Writer says move is against the ideals of equality and secularism
BANGALORE: The State Government’s controversial move to entrust religious and voluntary organisations with the task of providing midday meal scheme to school children portends a threat to the ideals of equality and secularism, cautioned noted writer Baragur Ramachandrappa.
Inaugurating a seminar organised to oppose the privatisation of Akshara Dasoha Mid Day meal scheme here on Sunday, Prof. Ramachandrappa dwelt at length about the pitfalls of the State Government’s eagerness to privatise the midday meal scheme by entrusting the responsibility of cooking and reaching the meals to the schools.
With the Government having started the process of privatisation by allowing certain religious non-governmental organisations to cook and supply midday meals to schools in certain parts of the State, about 20,000 cooks, a majority of whom are rural women belonging to weaker sections of society, have been rendered jobless. “It will be only a matter of time before the remaining 100,000 cooks also lose their sole source of livelihood,” he said.

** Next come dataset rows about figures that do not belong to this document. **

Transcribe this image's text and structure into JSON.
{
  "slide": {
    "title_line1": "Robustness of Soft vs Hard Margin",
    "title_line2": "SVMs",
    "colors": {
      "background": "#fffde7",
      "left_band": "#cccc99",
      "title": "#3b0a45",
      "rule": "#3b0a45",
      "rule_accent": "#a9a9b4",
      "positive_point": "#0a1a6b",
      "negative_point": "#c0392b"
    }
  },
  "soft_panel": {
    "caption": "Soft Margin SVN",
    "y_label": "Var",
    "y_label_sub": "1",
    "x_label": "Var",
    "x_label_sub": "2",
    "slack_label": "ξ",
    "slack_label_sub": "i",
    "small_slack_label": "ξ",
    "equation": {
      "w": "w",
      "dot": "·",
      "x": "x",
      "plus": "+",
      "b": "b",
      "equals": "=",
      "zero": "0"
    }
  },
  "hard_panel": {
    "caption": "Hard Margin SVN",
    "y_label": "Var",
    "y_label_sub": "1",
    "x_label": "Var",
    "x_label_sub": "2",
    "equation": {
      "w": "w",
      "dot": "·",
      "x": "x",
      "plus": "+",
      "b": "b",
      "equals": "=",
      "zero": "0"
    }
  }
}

Besides, Prof. Ramachandrappa said, the issue was not confined to creating joblessness. “It also involves larger issues. The food cooked by women belonging to Dalits, backward class and minorities was consumed by children belonging to all sections of society. It sought to propagate equality and secularism,” he said.

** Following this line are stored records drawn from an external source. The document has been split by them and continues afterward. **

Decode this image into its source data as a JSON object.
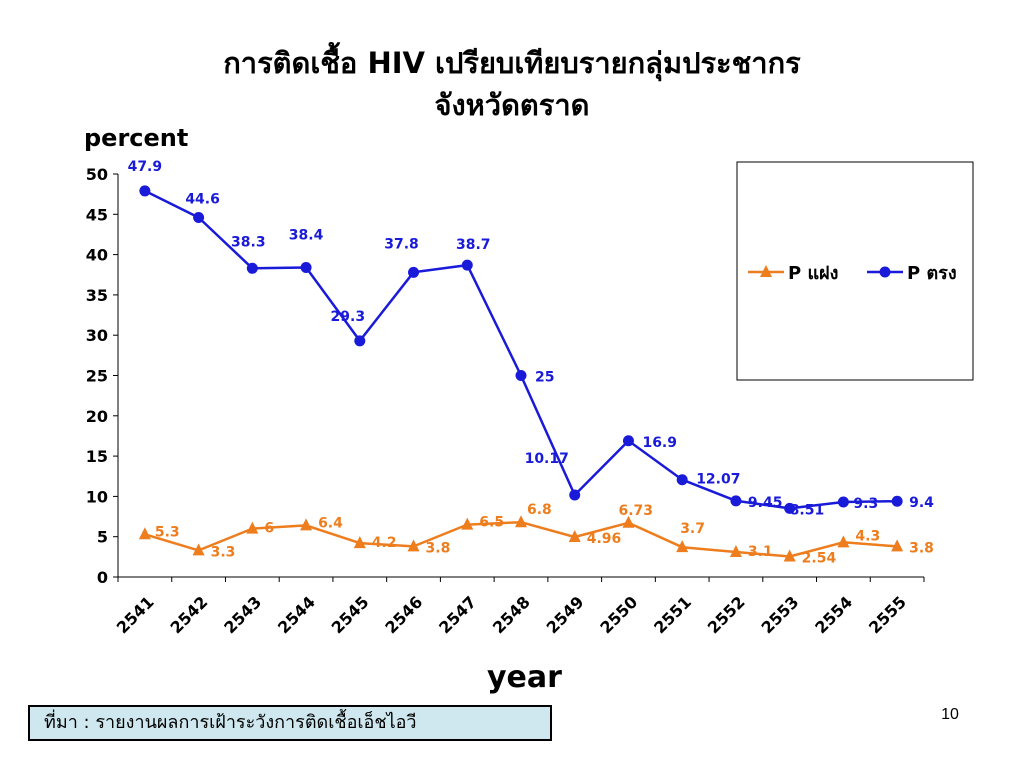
{
  "slide": {
    "title_line_1": "การติดเชื้อ HIV เปรียบเทียบรายกลุ่มประชากร",
    "title_line_2": "จังหวัดตราด",
    "source_note": "ที่มา : รายงานผลการเฝ้าระวังการติดเชื้อเอ็ชไอวี",
    "page_number": "10"
  },
  "colors": {
    "series_orange": "#ee7d1e",
    "series_blue": "#1a1ad9",
    "axis": "#000000"
  },
  "chart_data": {
    "type": "line",
    "title": "การติดเชื้อ HIV เปรียบเทียบรายกลุ่มประชากร จังหวัดตราด",
    "xlabel": "year",
    "ylabel": "percent",
    "ylim": [
      0,
      50
    ],
    "yticks": [
      0,
      5,
      10,
      15,
      20,
      25,
      30,
      35,
      40,
      45,
      50
    ],
    "grid": false,
    "legend_position": "right",
    "categories": [
      "2541",
      "2542",
      "2543",
      "2544",
      "2545",
      "2546",
      "2547",
      "2548",
      "2549",
      "2550",
      "2551",
      "2552",
      "2553",
      "2554",
      "2555"
    ],
    "series": [
      {
        "name": "P แฝง",
        "marker": "triangle",
        "color": "#ee7d1e",
        "values": [
          5.3,
          3.3,
          6,
          6.4,
          4.2,
          3.8,
          6.5,
          6.8,
          4.96,
          6.73,
          3.7,
          3.1,
          2.54,
          4.3,
          3.8
        ],
        "labels": [
          "5.3",
          "3.3",
          "6",
          "6.4",
          "4.2",
          "3.8",
          "6.5",
          "6.8",
          "4.96",
          "6.73",
          "3.7",
          "3.1",
          "2.54",
          "4.3",
          "3.8"
        ]
      },
      {
        "name": "P ตรง",
        "marker": "circle",
        "color": "#1a1ad9",
        "values": [
          47.9,
          44.6,
          38.3,
          38.4,
          29.3,
          37.8,
          38.7,
          25,
          10.17,
          16.9,
          12.07,
          9.45,
          8.51,
          9.3,
          9.4
        ],
        "labels": [
          "47.9",
          "44.6",
          "38.3",
          "38.4",
          "29.3",
          "37.8",
          "38.7",
          "25",
          "10.17",
          "16.9",
          "12.07",
          "9.45",
          "8.51",
          "9.3",
          "9.4"
        ]
      }
    ]
  }
}
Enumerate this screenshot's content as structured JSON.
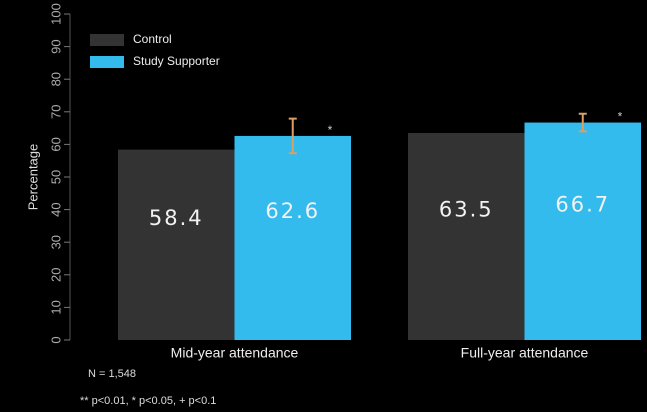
{
  "chart_data": {
    "type": "bar",
    "categories": [
      "Mid-year attendance",
      "Full-year attendance"
    ],
    "series": [
      {
        "name": "Control",
        "color": "#333333",
        "values": [
          58.4,
          63.5
        ]
      },
      {
        "name": "Study Supporter",
        "color": "#33bbee",
        "values": [
          62.6,
          66.7
        ],
        "errors": [
          5.3,
          2.7
        ],
        "error_color": "#d9a066",
        "significance": [
          "*",
          "*"
        ]
      }
    ],
    "y_label": "Percentage",
    "ylim": [
      0,
      100
    ],
    "yticks": [
      0,
      10,
      20,
      30,
      40,
      50,
      60,
      70,
      80,
      90,
      100
    ],
    "legend": "top-left",
    "notes": [
      "N = 1,548",
      "** p<0.01, * p<0.05, + p<0.1"
    ]
  }
}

He said the two voluntary organisations chosen by the Government to implement the meal scheme represented a particular religious creed. “It gives these organisations scope to indirectly propagate their ideology”, he said and alleged that such a turn of events would be gross violation to the guidelines issued by the Centre that the scheme should not be misused for sectarian gains.
He said one of the voluntary organisations that was supplying meals does not believe in the use of onion and garlic, despite their nutritional value. “By cooking meals without these ingredients, they seek to propagate their ideology,” he said.

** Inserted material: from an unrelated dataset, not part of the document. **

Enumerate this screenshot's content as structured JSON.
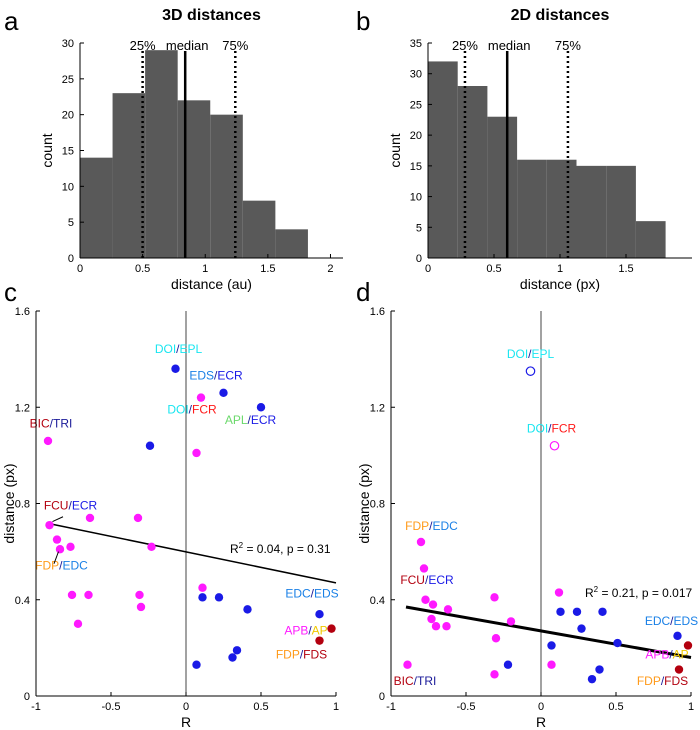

Besides, Prof. Ramachandrappa said these voluntary organisations not only received funds from the Government for cooking and supplying midday meals, but also seek funds in the name of feeding hungry children in India.
Under the existing system, midday meals are cooked on the premises of the respective schools itself and served piping hot to the children. “If the responsibility is transferred to these NGOs, they will cook for about 400 to 450 schools at a centralised place and transport them. They will have to begin the preparation for cooking the previous night and by the time the food is reached to the children, it will go cold,” he said.
The seminar was attended by a host of others, including noted legal expert Ravi Verma Kumar, president of Karnataka State Primary School Teachers’ Association Basavaraj Gurikar, the former Minister B.T. Lalitha Naik and Dalit Sangharsh Samithi leader Mavalli Shankar.